Over the past several years, the real estate brokerage business has been disrupted by new platforms like Redfin and Compass. But eXp World Holdings (EXPI -0.18%) stands out as best in class.
The company is much like traditional brokers such as RE/MAX and Realogy, but with one big difference -- it has no physical presence. With no rent to pay and low corporate overhead, eXp passes most of its savings on to agents in the form of commission splits that are more generous than anyone else's.
The business model allows eXp to attract high-producing agents and agent teams to the platform, while still generating ample free cash flow. eXp has grown its agent count from 467 at the end of 2014 to over 80,000 this month.
Even though shares have fallen sharply since their peak in 2021 after a stellar year for real estate in 2020, the stock deserves a spot on your radar. Here's why.
Agents are flocking to eXp
The concept originated with current CEO and former Keller Williams agent Glenn Sanford. After the real estate bubble burst in the financial crisis of 2007 to 2009, real estate brokers were trying to cut costs to survive. Sanford thought that leaning on technology would be the way to go. Real estate agents must be licensed with a broker. Since most high-producing real estate agents and teams typically have their own offices or rarely use their broker's office, eXp Realty decided to eliminate those offices completely.
Thus, eXp Realty was launched with the idea of passing the cost savings on to agents and disrupting the traditional real estate brokerage business.
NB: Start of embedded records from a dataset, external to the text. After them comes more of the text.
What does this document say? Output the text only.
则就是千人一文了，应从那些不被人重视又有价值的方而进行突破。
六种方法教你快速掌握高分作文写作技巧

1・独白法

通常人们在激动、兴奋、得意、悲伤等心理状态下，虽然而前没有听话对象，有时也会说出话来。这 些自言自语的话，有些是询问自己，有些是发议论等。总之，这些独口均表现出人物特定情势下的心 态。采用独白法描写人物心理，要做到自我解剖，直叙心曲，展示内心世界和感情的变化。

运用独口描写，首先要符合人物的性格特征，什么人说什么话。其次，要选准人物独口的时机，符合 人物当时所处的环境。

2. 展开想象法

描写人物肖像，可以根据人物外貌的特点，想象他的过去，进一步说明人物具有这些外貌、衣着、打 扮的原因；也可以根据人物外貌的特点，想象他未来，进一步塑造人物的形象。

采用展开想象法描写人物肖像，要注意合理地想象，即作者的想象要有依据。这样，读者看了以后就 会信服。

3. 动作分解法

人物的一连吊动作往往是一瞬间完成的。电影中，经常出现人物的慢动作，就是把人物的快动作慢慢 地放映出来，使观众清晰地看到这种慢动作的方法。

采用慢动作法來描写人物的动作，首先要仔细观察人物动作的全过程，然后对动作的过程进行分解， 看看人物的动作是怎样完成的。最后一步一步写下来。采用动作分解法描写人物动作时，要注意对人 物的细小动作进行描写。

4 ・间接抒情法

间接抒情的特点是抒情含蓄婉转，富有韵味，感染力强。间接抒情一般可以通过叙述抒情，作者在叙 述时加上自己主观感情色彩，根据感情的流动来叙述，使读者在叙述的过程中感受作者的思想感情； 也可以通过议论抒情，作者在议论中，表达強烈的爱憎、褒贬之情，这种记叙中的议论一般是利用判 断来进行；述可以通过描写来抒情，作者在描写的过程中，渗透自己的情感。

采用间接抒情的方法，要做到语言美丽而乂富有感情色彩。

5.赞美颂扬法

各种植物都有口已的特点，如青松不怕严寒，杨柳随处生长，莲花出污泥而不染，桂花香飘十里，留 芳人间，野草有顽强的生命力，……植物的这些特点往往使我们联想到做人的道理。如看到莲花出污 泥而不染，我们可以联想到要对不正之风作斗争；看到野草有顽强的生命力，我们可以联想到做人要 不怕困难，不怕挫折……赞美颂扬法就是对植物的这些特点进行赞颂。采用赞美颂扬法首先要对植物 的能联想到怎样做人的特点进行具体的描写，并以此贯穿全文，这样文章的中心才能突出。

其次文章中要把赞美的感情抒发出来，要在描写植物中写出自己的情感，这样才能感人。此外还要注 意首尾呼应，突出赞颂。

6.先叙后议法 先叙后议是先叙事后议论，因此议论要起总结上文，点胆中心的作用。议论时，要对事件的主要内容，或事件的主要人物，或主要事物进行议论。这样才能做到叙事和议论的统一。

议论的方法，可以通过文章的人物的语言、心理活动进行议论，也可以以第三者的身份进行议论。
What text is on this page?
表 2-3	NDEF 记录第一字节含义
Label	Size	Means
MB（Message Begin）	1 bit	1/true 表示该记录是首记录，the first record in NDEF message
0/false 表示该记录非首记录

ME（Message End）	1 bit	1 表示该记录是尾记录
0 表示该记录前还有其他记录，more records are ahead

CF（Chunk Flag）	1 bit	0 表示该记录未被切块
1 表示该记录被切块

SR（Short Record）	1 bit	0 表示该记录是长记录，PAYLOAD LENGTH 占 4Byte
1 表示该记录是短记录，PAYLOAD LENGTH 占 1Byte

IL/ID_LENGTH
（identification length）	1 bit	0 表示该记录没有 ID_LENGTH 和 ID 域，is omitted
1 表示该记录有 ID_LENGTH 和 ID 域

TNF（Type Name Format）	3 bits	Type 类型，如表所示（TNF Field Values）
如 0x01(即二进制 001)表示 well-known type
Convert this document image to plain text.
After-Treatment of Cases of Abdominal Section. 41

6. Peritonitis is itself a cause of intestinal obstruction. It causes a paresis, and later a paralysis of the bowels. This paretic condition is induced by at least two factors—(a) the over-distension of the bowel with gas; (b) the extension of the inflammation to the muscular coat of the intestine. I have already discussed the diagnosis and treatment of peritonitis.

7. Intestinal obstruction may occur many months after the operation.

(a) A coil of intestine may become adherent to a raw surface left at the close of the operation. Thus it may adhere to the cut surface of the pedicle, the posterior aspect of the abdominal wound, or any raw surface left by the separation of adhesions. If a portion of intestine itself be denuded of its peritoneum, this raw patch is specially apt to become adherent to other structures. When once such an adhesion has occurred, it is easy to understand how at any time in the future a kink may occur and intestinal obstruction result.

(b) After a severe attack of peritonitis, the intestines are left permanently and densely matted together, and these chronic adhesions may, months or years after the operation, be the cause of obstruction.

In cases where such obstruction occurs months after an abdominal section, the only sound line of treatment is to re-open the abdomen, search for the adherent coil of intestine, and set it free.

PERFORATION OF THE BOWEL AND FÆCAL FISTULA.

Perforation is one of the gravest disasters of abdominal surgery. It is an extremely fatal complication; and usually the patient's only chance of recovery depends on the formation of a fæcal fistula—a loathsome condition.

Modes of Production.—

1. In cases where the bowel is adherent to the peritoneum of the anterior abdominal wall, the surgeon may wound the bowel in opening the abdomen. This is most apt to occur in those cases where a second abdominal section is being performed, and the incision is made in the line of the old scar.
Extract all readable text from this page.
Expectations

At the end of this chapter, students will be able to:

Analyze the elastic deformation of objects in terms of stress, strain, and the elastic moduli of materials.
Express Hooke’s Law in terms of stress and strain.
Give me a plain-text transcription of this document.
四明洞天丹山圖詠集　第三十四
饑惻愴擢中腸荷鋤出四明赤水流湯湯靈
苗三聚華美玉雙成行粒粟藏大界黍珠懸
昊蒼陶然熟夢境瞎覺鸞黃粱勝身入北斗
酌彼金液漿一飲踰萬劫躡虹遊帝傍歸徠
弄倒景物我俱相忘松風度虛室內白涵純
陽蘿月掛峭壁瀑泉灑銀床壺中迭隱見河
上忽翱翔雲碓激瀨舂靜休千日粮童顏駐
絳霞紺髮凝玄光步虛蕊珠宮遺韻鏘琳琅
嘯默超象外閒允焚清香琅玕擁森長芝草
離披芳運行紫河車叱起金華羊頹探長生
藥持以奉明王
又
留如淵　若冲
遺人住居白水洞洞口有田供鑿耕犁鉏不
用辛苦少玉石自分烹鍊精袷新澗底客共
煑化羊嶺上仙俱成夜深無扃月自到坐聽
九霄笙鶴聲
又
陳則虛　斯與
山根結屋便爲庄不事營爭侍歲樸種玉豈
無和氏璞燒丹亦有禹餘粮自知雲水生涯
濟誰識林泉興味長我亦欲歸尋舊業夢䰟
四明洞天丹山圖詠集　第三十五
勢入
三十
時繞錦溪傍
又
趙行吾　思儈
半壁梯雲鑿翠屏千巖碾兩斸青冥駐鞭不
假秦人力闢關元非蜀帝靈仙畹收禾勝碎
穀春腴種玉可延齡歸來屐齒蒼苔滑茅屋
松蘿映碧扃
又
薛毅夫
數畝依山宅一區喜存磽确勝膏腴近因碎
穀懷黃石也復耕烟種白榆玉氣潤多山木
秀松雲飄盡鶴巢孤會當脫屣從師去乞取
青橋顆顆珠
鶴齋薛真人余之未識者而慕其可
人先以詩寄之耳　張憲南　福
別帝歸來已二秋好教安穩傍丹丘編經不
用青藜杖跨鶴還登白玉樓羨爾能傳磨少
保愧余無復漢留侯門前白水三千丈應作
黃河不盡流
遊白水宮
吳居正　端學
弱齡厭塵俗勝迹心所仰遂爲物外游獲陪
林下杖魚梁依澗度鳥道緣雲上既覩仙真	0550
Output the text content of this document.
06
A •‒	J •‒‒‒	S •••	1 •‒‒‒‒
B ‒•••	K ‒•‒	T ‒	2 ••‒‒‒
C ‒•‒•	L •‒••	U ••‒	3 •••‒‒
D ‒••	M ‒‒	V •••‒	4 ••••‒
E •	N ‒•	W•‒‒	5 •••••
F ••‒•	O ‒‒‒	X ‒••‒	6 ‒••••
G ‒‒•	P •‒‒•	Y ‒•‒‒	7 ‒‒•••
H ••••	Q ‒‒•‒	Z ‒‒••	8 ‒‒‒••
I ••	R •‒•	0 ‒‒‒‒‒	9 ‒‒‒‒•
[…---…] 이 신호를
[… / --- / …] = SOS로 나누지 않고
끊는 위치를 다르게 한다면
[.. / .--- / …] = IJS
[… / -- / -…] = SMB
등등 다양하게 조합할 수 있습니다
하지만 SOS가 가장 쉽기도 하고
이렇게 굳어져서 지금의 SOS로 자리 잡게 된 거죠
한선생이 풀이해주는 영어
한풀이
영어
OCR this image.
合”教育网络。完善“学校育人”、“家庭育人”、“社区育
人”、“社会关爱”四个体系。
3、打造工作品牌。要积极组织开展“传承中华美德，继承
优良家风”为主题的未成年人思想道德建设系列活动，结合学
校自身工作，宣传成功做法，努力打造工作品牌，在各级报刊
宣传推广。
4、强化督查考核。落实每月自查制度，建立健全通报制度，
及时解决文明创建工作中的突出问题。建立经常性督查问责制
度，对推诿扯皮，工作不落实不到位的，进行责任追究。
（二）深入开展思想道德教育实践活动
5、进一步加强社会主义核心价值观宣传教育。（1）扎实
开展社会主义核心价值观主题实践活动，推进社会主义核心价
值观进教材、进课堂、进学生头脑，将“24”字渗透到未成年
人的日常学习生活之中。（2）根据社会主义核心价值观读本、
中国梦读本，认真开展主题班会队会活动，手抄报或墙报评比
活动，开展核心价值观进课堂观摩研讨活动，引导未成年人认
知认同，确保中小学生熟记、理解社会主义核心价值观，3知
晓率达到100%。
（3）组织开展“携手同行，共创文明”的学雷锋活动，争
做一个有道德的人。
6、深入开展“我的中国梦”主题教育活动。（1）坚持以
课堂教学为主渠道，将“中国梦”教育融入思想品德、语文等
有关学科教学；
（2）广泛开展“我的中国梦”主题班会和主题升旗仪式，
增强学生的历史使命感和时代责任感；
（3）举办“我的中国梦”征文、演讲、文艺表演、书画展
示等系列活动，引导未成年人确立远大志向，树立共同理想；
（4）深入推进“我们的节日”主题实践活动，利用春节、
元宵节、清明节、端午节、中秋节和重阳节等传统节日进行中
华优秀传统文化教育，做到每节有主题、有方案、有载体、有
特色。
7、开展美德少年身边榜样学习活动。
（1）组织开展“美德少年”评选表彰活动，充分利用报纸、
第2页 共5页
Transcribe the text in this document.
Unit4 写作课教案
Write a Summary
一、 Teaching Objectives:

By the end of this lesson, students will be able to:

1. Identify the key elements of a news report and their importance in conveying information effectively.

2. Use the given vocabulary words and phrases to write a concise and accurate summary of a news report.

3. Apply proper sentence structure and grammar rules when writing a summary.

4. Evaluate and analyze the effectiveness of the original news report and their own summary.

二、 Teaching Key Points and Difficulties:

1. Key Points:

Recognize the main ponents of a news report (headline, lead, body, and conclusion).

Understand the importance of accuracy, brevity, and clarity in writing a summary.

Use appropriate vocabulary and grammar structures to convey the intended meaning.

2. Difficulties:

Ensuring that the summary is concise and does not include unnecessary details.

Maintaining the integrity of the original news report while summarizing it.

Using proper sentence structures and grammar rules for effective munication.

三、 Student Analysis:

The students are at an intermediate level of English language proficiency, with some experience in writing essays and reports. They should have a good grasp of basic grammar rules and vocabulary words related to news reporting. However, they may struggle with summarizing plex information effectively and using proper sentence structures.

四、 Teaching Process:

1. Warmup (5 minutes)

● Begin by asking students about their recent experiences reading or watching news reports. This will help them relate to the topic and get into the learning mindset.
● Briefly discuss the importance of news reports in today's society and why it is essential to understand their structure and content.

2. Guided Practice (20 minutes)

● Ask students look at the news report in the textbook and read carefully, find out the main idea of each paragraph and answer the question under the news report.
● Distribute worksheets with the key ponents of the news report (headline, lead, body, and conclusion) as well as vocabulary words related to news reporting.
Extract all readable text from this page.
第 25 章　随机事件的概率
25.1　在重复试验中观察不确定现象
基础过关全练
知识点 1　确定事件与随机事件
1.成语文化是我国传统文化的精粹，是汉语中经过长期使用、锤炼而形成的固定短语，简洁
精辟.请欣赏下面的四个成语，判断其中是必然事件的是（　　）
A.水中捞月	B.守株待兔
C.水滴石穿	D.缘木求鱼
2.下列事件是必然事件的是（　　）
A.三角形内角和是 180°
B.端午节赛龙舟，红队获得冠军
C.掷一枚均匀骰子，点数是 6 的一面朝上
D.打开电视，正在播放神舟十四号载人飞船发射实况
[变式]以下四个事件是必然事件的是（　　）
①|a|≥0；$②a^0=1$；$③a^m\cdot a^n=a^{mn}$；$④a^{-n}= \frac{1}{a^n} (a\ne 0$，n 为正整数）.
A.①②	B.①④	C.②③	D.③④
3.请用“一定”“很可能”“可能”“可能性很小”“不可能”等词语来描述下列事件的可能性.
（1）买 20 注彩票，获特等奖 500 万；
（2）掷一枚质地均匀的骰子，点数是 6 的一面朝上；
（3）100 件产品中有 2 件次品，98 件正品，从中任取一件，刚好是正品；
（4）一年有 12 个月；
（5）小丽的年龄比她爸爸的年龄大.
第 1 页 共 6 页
Agents obviously love the idea of having more money in their pockets. Here's how it works.
Commission splits: The traditional model typically splits commissions 60/40. The broker keeps 40% of the commission earned on each transaction to pay for offices, support, and owner profits. On the other hand, eXp Realty splits are 80/20. eXp Realty keeps only 20% of the commissions for running the platform and shareholder profits.
It gets better. After the first $16,000 in commissions that eXp in a year, the agent "caps" and takes 100% of the commissions for the rest of the year. The cycle starts again each year.
Equity incentives: Agents can also earn stock by achieving certain milestones.
- $200 in stock for their first closing
- $400 in stock for "capping"
- $400 in stock for referring a new agent
- Agents can enroll to receive up to 5% of their commissions in stock at a 10% discount
- Top agents can earn up to $16,000 in stock based upon achievement of certain production and cultural goals within their first anniversary year
Revenue sharing: Agents can earn overrides based on gross commissions of agents they refer to eXp. The revenue sharing program goes seven layers deep, meaning agents can earn additional revenue sharing when agents they refer also refer other agents to eXp. On top of that, referring agents would have to think twice about jumping ship from eXp before giving up passive income from revenue sharing.
eXp's incentive program harkens back to Charlie Munger's famous quote, "Show me the incentives and I'll show you the results."
Here are the results: eXp ended 2014 with 467 agents. At the end of 2021, it had 71,137 agents -- a compound growth rate of over 105%. They drove up revenue by almost 110% in 2021 and 73% in the just-announced first quarter of 2022. And the company has been profitable since the fourth quarter of 2019.
Cash from generous commission splits makes up the bulk of a typical agent's compensation and first attracts them to the platform. Stock and revenue sharing keep them entrenched with the company for the long haul.
Calling the inspector
You may wonder what's left over for shareholders. Great question. In 2021, eXp World Holdings generated over $233 million of free cash flow, more than double its 2020 free cash flow of just over $113 million.
Your next concern may be rising mortgage rates that may cause the real estate market to slow down.
Remember, eXp makes its cash flow from the first $16,000 in commission splits from each agent. So as the number of agents bolting to the eXp platform grows, so does cash flow. In other words, even if the real estate market pulls back, eXp should still be fine.
Finally, you may be concerned that stock incentives make up a large portion of operating cash flow. Although the agent stock incentives are non-cash, eXp buys back shares to keep the company's share count in check. And even if you did treat that compensation the same as salary, the company would still have positive free cash flow.
The stock's fall may seem like it would make potential agents think twice about stock incentives, but the incentives are based on a dollar amount. So, agents earning an incentive at the lower stock price are getting more shares.
Does it have curb appeal?
Though eXp can weather a slowdown in the real estate market, that doesn't mean its stock won't go down. At recent prices, it's dropped more than 80% from its high in February 2021 when the real estate market was littered with prospective new home buyers.
The stock has a market cap of $2.2 billion, a valuation of roughly 8.5 times free cash flow and less than 26 times earnings over the past 12 months. A small price to pay for a company growing this fast.
Even if you're wary of a potential real estate bubble, eXp World Holdings deserves a spot on your radar.